- Interactive map of Mosu

Restaurant information
- Owner: Anh Sung-jae
- Rating: 2 Michelin stars
- Location: 4 Hoenamu-ro 41-gil, Yongsan District, Seoul, South Korea
- Coordinates: 37°32′28″N 126°59′46″E﻿ / ﻿37.5411532°N 126.9961548°E
- Other locations: Hong Kong
- Website: restaurantmosu.com

= Mosu (restaurant) =

Fine dining restaurant

Mosu is a fine-dining restaurant based in Seoul, South Korea and Hong Kong. It first opened in California, United States in the summer of 2015. It then moved to Seoul and reopened in 2017. It opened a Hong Kong branch on April 21, 2022, and temporarily closed its Seoul location in 2024. It reopened its Seoul branch in Yongsan, Seoul in 2025.

== Description ==
The restaurant derives its name from half of the romanized word kosumosu, a Korean reading for the cosmos flower.

The restaurant was founded by Anh Sung-jae, a first generation Korean-American who immigrated to the United States at age 13. He drew upon his experience growing up in California, with the cuisines of not only Korean food, but also Japanese food, French food, and more. The food served in the restaurant is a fusion of Korean and other culinary traditions and ingredients.

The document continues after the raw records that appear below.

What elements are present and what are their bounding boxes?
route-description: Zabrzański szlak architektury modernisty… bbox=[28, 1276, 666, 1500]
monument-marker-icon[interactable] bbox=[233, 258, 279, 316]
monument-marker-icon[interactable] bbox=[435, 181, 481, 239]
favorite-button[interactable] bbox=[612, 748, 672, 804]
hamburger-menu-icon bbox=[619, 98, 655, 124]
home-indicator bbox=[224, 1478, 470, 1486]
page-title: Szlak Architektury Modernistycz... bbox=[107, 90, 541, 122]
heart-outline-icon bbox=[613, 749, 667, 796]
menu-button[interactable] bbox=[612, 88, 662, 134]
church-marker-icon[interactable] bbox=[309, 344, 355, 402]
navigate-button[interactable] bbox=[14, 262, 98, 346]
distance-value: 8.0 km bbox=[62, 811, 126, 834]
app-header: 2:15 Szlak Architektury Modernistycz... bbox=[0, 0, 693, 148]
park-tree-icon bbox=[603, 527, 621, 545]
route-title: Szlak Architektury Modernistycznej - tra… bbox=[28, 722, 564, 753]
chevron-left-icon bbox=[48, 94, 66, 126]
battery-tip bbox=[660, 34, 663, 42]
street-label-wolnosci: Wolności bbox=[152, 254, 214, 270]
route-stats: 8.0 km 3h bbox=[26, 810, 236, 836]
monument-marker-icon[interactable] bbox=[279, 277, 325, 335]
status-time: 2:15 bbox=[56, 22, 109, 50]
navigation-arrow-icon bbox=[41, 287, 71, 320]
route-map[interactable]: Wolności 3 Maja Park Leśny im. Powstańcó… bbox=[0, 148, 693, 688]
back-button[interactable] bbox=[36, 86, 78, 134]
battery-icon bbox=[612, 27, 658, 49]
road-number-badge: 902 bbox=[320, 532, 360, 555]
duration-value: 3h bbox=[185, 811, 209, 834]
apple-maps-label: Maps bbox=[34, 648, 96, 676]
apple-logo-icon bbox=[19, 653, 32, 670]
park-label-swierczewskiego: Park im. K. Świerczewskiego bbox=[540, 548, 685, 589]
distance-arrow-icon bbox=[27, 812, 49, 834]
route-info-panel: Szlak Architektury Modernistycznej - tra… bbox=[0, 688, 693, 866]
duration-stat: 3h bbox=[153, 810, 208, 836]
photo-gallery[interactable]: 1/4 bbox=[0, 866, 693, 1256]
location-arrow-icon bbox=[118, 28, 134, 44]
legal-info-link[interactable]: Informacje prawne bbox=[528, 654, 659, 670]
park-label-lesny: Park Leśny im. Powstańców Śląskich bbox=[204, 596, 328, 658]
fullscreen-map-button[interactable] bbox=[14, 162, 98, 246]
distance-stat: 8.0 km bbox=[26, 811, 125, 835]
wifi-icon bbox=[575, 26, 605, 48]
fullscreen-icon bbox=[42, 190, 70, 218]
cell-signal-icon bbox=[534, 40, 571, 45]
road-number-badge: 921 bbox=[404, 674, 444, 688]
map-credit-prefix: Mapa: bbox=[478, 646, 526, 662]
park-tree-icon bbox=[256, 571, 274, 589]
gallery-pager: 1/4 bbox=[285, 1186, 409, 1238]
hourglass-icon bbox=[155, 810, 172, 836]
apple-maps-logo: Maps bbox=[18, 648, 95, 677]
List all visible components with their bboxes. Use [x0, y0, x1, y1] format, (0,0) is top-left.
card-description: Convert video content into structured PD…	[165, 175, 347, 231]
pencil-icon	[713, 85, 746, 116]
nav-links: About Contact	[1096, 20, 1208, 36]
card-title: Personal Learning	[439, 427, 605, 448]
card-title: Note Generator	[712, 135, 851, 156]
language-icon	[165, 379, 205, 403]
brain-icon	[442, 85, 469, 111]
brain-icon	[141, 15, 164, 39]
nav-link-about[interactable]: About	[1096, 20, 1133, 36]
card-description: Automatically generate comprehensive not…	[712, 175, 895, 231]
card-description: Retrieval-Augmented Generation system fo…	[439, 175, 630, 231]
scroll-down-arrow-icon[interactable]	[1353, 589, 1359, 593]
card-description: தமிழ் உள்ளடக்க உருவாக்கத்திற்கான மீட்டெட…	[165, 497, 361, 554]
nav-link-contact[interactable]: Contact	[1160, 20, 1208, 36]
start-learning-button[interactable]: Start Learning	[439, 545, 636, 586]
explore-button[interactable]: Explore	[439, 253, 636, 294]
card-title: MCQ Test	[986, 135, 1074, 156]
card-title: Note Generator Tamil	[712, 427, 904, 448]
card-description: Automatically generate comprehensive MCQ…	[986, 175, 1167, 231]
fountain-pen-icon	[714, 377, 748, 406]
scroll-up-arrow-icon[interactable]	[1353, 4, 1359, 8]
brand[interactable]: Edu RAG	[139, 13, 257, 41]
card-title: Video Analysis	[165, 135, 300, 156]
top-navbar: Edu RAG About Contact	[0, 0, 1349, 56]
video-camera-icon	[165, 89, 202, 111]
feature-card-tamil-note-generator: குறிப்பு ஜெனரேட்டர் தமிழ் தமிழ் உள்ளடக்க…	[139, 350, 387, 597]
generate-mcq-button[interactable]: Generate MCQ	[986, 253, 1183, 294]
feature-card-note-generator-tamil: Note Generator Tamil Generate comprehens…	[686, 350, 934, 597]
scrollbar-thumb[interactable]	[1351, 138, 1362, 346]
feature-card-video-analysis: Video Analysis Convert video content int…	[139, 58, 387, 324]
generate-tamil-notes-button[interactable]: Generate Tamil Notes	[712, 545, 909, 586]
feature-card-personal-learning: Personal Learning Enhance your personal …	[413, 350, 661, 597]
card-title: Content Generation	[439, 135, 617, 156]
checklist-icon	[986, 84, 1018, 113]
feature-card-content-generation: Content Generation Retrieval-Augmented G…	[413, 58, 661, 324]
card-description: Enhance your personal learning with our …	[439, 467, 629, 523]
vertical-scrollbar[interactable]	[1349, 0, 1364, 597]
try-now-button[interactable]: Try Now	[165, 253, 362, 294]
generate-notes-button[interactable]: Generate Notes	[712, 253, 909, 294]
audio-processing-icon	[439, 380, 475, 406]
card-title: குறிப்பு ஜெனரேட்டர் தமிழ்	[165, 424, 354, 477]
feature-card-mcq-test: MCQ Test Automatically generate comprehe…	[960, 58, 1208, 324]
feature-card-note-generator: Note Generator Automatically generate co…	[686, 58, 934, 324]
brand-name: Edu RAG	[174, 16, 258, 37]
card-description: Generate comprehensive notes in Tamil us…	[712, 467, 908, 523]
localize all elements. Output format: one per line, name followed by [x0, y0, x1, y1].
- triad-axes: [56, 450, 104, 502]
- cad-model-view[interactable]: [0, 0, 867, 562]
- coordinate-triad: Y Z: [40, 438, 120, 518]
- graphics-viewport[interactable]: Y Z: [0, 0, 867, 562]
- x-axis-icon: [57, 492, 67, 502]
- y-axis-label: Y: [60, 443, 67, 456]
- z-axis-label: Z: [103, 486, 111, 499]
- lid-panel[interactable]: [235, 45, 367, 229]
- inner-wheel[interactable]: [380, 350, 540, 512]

After receiving a Michelin star its first year of operation, it closed and began the process of moving to Seoul, South Korea. It opened there in 2017, and received two Michelin stars that year. It opened its Hong Kong branch in 2022.

Its Seoul branch was awarded three Michelin stars for 2023 and 2024, as well as appeared in Asia's 50 Best Restaurants in 2022 and was named The Best Restaurant in Korea 2023. After the conclusion of its partnership with its previous investor, it temporarily closed its Seoul branch in 2024 and is aiming to reopen in 2025 in a new location.

=== Wine substitution incident ===
In April 2026, Mosu came under criticism after a customer said that staff at the restaurant substituted the wine they ordered for another less expensive bottle, while still being charged for the more expensive bottle. Anh Sung-jae later confirmed the account after reviewing security footage and apologized for the incident. The Michelin Guide began an investigation into the matter in June 2026.